The concept of storyboarding is pretty straightforward: you visualize scenarios and draw them while discussing each scenario with the stakeholders, piling on ideas while leaving room to add details and final gloss later.
So how is it done?
You will need to create a list of different scenarios (interactions) that must be tackled. An effective way to do so is to create a list of answers to some questions, such as:
- Who is the user? What is he or she doing? Remember my description of creating personas? That process will help answer this question.
- Are they a first time visitor? Regular? Occasional browser? Answering this will help with focusing on essential features that might be needed (help/FAQ/live chat/tour…)
- Why did the user visit the site? What are his or her goals? This can be answered through going the goals and services that are offered.

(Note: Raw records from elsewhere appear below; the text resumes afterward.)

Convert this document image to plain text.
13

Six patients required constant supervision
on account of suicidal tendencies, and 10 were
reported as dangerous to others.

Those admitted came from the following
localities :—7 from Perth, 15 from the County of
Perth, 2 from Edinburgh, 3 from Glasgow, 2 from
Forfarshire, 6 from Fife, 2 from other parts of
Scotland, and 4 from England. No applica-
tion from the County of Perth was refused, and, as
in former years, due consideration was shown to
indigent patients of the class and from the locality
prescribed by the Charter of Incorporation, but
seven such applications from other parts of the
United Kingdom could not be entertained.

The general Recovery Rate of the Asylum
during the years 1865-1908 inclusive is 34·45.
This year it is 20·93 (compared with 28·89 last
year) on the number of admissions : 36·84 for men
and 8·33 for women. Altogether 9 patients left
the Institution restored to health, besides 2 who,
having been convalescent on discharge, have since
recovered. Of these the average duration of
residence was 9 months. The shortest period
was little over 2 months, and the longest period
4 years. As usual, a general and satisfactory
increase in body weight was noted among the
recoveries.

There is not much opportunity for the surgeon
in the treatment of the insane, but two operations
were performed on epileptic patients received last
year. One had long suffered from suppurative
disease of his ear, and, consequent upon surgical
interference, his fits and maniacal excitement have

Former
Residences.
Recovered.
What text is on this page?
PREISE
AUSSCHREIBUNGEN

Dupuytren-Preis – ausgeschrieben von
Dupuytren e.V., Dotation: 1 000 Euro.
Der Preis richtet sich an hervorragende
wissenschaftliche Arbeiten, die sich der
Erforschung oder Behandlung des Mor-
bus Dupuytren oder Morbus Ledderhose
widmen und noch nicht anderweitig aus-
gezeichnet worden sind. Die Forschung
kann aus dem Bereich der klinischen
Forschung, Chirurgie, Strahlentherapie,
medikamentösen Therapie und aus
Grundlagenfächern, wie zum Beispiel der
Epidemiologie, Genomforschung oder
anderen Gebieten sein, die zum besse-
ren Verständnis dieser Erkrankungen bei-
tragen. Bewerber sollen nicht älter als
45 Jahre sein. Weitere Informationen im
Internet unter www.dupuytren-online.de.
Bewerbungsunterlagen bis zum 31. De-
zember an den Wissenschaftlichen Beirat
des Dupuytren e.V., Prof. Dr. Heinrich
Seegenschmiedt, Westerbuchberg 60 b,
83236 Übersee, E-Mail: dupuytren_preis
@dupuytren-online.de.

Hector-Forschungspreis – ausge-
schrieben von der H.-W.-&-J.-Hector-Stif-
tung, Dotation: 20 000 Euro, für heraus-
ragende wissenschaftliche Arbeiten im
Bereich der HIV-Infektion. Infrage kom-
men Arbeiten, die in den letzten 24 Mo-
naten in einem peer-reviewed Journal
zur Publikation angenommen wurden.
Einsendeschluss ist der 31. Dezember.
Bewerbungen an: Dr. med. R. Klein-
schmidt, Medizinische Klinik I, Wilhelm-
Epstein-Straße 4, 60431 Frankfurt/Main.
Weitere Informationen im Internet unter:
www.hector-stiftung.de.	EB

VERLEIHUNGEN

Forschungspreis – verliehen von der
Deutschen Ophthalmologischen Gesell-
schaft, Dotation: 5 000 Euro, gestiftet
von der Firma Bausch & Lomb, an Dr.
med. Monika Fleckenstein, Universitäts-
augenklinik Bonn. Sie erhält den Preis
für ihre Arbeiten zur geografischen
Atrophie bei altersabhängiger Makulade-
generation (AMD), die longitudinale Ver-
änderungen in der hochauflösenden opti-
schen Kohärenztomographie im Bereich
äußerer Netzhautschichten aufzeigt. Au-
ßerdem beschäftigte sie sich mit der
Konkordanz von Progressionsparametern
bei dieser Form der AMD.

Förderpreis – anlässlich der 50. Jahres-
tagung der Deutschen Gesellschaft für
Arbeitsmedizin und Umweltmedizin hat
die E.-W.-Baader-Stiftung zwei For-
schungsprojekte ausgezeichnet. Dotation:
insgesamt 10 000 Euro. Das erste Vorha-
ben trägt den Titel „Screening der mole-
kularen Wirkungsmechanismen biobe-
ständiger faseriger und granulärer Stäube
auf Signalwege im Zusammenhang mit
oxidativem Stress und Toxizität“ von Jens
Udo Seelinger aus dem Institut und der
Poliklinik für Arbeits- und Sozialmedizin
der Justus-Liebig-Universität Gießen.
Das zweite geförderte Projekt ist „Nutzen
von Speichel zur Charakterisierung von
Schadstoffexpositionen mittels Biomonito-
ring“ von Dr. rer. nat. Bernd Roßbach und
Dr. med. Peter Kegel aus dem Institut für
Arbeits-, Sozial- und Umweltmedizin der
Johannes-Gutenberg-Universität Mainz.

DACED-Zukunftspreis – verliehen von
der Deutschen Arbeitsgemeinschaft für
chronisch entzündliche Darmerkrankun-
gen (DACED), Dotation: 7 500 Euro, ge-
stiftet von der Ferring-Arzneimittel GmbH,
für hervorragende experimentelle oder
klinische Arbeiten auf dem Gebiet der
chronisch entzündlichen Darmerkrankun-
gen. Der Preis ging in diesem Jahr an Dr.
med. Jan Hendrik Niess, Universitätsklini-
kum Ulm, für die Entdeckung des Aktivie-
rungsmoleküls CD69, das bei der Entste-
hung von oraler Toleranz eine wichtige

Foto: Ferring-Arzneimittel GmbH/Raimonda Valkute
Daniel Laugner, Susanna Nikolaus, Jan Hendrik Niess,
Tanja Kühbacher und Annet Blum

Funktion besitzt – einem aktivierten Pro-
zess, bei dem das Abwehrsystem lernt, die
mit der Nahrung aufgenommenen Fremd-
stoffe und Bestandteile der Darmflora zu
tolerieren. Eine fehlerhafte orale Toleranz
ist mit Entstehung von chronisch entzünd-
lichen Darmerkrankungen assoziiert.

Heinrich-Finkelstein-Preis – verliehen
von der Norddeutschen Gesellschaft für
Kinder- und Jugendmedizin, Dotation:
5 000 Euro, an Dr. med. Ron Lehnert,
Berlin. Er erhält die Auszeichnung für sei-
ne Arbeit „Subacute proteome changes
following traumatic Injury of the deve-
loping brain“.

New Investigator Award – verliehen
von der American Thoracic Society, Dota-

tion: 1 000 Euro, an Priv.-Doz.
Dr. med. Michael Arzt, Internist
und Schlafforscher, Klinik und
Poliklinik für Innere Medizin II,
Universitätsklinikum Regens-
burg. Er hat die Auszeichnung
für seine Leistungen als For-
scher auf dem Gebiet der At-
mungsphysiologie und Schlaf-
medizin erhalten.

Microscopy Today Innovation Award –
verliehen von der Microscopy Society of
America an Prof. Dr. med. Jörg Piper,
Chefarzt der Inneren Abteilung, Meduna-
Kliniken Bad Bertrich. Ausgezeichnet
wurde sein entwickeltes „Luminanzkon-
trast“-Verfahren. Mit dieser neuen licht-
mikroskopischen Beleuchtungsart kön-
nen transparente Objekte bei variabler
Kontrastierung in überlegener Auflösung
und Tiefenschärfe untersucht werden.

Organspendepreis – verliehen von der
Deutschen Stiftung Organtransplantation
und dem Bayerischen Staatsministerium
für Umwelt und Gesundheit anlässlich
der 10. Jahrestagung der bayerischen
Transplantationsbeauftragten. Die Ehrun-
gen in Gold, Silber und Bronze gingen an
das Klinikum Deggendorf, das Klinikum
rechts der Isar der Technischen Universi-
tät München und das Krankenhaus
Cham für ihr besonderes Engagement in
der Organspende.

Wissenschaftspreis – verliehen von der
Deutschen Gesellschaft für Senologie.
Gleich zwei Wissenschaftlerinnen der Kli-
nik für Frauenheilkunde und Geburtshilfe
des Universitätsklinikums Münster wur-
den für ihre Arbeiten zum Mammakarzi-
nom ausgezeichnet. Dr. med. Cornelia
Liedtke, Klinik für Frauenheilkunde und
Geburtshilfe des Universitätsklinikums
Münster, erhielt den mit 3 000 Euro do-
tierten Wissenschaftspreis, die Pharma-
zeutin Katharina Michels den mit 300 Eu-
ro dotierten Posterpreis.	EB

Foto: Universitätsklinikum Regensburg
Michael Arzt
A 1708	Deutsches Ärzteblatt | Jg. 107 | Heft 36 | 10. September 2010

When you're in the brainstorming session with a few stakeholders (most likely those representing the business as well as the developers), don't get too detailed when answering these questions, just enough to cover the topics at hands and keep everyone focused.
Time for the scenarios to draw them, here are a few examples of typical scenarios:
- How will the user end up here? Via search engine? Ad? Word of mouth?
- What actions will the user take to complete his goals? (You can sketch this broadly.)
- Will the user need help? Where might he need help? How will he find the required information?
That’s a quick explanation of storyboarding. It’s a really fun exercise, and as I mentioned before, it’s a key component of interaction flowcharts that you or a colleague might have to finish to fully describe the user’s experience on your site.
So enjoy sketching the scenarios! It helps the general creative process when planning out the flow of interaction on your website- it may help generate new ideas. Remember, this is an exercise for you to take all of the results from your research and work on detailed processes. Do not get drowned in discussions about whether something should be done on the same page or redirected to another. And finally, don't be shy if you can't draw. You’re aiming for quick sketches, not the next Mona Lisa.